The model meets curtomer's requirements.

## 3. Conclusion

The goal of this project was to classify comments as neutral or negative (toxic/insulting).

To achieve this goal, we built a machine learning model based on gradient boosting using the XGBoost library. The F1 score was used as the quality metric.

The dataset contained 159 292 entries. The data showed a significant imbalance in the target feature.

We preprocessed the text as follows:
* Convert to lowercase,
* Remove punctuation and digits,
* Tokenize the text,
* Lemmatize each token,
* Remove stop words,
* Reassemble the processed tokens back into a string separated by spaces.

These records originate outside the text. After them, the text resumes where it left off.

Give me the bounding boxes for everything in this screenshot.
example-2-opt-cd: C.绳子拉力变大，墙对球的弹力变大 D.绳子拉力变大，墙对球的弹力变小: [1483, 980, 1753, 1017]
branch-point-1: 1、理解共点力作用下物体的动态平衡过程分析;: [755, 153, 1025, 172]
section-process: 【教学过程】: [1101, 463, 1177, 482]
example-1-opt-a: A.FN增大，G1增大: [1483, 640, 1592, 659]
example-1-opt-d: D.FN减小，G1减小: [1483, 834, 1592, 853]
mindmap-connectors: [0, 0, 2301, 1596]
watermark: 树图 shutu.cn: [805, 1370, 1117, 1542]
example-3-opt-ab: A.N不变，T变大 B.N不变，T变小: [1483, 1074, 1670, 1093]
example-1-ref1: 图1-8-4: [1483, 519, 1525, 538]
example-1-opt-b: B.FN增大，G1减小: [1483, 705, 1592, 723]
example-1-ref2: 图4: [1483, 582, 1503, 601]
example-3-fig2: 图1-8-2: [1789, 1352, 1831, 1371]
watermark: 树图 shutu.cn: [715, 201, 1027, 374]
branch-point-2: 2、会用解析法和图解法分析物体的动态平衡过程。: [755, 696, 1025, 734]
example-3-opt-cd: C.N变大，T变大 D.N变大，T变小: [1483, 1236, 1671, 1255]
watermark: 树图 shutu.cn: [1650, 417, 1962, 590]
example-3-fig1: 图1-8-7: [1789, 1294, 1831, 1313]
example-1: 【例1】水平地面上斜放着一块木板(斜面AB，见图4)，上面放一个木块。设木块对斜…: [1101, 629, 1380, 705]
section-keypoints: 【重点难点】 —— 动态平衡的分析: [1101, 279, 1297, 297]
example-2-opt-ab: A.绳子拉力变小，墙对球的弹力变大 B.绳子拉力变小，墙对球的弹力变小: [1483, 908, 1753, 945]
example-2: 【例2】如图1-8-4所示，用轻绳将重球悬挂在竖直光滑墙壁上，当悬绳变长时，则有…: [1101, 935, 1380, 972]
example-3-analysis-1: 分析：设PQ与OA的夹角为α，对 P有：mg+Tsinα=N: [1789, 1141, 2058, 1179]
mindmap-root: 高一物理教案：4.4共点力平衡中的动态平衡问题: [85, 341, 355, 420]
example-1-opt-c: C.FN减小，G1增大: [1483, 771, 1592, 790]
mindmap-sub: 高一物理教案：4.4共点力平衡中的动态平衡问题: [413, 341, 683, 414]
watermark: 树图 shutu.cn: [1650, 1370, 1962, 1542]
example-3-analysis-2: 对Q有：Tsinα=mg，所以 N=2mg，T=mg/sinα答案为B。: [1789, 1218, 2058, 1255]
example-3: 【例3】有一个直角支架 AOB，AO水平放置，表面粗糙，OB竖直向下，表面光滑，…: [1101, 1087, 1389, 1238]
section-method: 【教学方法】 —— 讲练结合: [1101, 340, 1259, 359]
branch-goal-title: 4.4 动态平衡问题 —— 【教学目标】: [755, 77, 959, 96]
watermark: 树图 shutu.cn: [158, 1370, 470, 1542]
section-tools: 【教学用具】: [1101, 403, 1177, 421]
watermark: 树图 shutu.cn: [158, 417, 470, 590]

Next, using the BERT model, we generated embeddings and converted the texts to vector form.

As a result of cross-validation, we determined that the best model has the following properties:

XGBClassifier(base_score=None, booster=None, callbacks=None,
              colsample_bylevel=None, colsample_bynode=None,
              colsample_bytree=None, device=None, early_stopping_rounds=None,
              enable_categorical=False, eval_metric=None, feature_types=None,
              gamma=None, grow_policy=None, importance_type=None,
              interaction_constraints=None, learning_rate=0.35, max_bin=None,
              max_cat_threshold=None, max_cat_to_onehot=None,
              max_delta_step=None, max_depth=None, max_leaves=None,
              min_child_weight=None, missing=nan, monotone_constraints=None,
              multi_strategy=None, n_estimators=None, n_jobs=None,
              num_parallel_tree=None, random_state=42) 

Performance Metrics:
* F1-score during cross-validation: 0.842
* F1-score on the test set: 0.858

The required quality level on the test set is an F1 score of at least 0.75. Therefore, the presented model meets the customer's requirements and can be used for comment classification on the website.